I continued the varnish buildup on the tiller and extension with coat #2, an offshoot of my varnish work on another project.
In the afternoon, I saw a good opportunity to apply primer to the interiors of the boat halves. For this job, I chose Epifanes 2-part polyurethane and appropriate primer for both inside the hull (white) and the outside of the hull (a custom mix to match the owner’s sailboat). While I’d used, and liked, other Epifanes coatings over the years, I’d not ever used the 2-part specifically.
Earlier in the day, I’d pulled a package containing the paint for the job from a storage area where I’d been keeping it warm, and after confirming the label through the packaging (because I’d ordered both primer and topcoat), pulled out one of the two cans of primer inside the plastic wrapping and set it aside to use now.
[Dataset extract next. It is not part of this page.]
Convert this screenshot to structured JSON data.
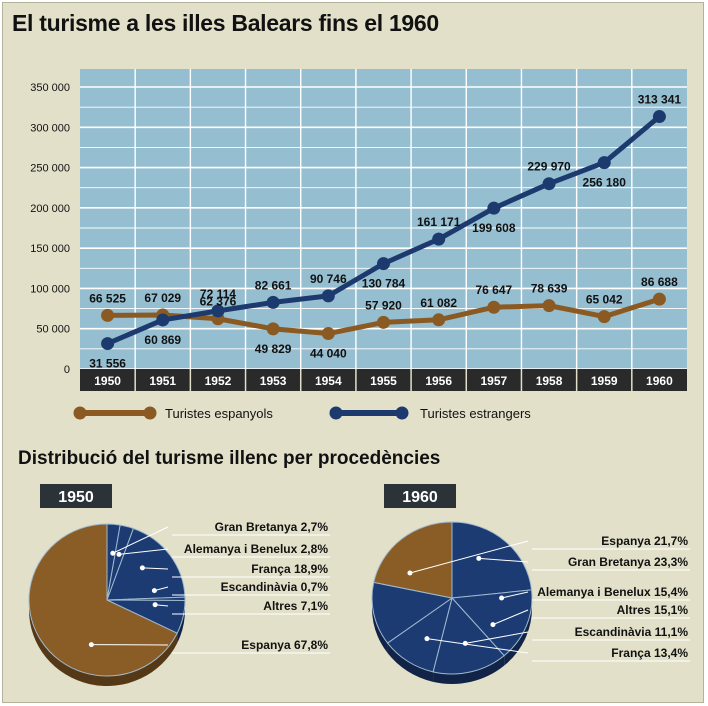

I mixed the paint as required and set to work on the forward half, which was the “easier” of the two parts. For primer, I figured I could cut in and tip with foam brushes, since at the moment I didn’t have any good brushes on hand other than the ones I used for one-part paints, but I didn’t want to start with a used brush. Immediately, I was surprised at the nature of the primer and, since I chose to start with cutting in the difficult parts of the boat–the underside of the breasthook, and the corners at the aft end beneath the bulkhead gussets and such–I was quickly lamenting the lack of a good brush, but the product was covering fairly well (not as easily as I’d expected), and eventually I coated the whole section satisfactorily. I was thinking the primer was surprisingly glossy and more finicky to work with than I expected, but overall the coating came out pretty well, and after all, it was just primer. The small rectangular piece shown is the daggerboard slot cover.
I’d started with a fairly small batch, and while it had been more than enough for the forward half, I could see I’d need more for the second half. Somewhere around here–I don’t know how exactly it came into my conscious, it just did all of a sudden–I got a bad feeling, and felt the pangs of Captain Obvious, sometimes abbreviated as “DUH”; I rushed to check my paint can.
Did you see it coming? It turned out that I’d mixed and used the topcoat for “primer” instead of the primer. It seems I’d ordered one can of each (I ordered it a while back), and both cans, which looked similar enough to be roughly identical at a glance, had been wrapped in the same overwrap for shipping. While I’d confirmed the primer label earlier in the day, the can I actually took out was the topcoat. I was focused on the back of the can, where the mixing instructions were printed, and, being new to the paint, it never was obvious during mixing that I was using the gloss topcoat, especially when I knew I’d read the label through the packaging earlier in the day. The cans happen to be identical except for the specific product labeling, which one might have thought was enough, but for the specific circumstances and a certain level of brain-deadness.
Doth I protest too much? Maybe, because I’m embarrassed, but it was also easy to do even in hindsight, particularly when I thought I’d ordered two cans of primer which, naturally, would be packaged together. Sigh.
Quick: Which is which?
There’s no shame in mistakes, only in pretending they don’t ever happen. I share this because it happened, and I could have easily chosen not to share it.
At this point, I cut my losses and left the aft half for another day. This was a stupid, but not unrecoverable, error, and I planned to treat the first coat of gloss on the forward half just as I would if it was primer. The good news in all this was that I learned some valuable things about the topcoat application, which would serve me well when I started to actually use the product intentionally later on.
If I’d had enough of the first mix left to complete the aft half, I might have just gone ahead with it despite the error, but since I didn’t have enough already mixed, I saw no reason to push forward. That said, it’s notable that the designers of the boat write in the manual that “they don’t believe in primer” and the instructions don’t call for priming the boat before painting, even though I chose to stick with my own process and experiences and intended to use primer all along, and which I still think is the correct practice for any coating.
I might have mixed primer and done the aft half correctly, but the primer mix required a mix ratio based on weight, not volume (how annoying, by the way), and I had no means of weighing it at the moment. It seemed better in all ways to stop and regroup, and turn to the aft half on another day.
No hours were harmed during the making of this mistake.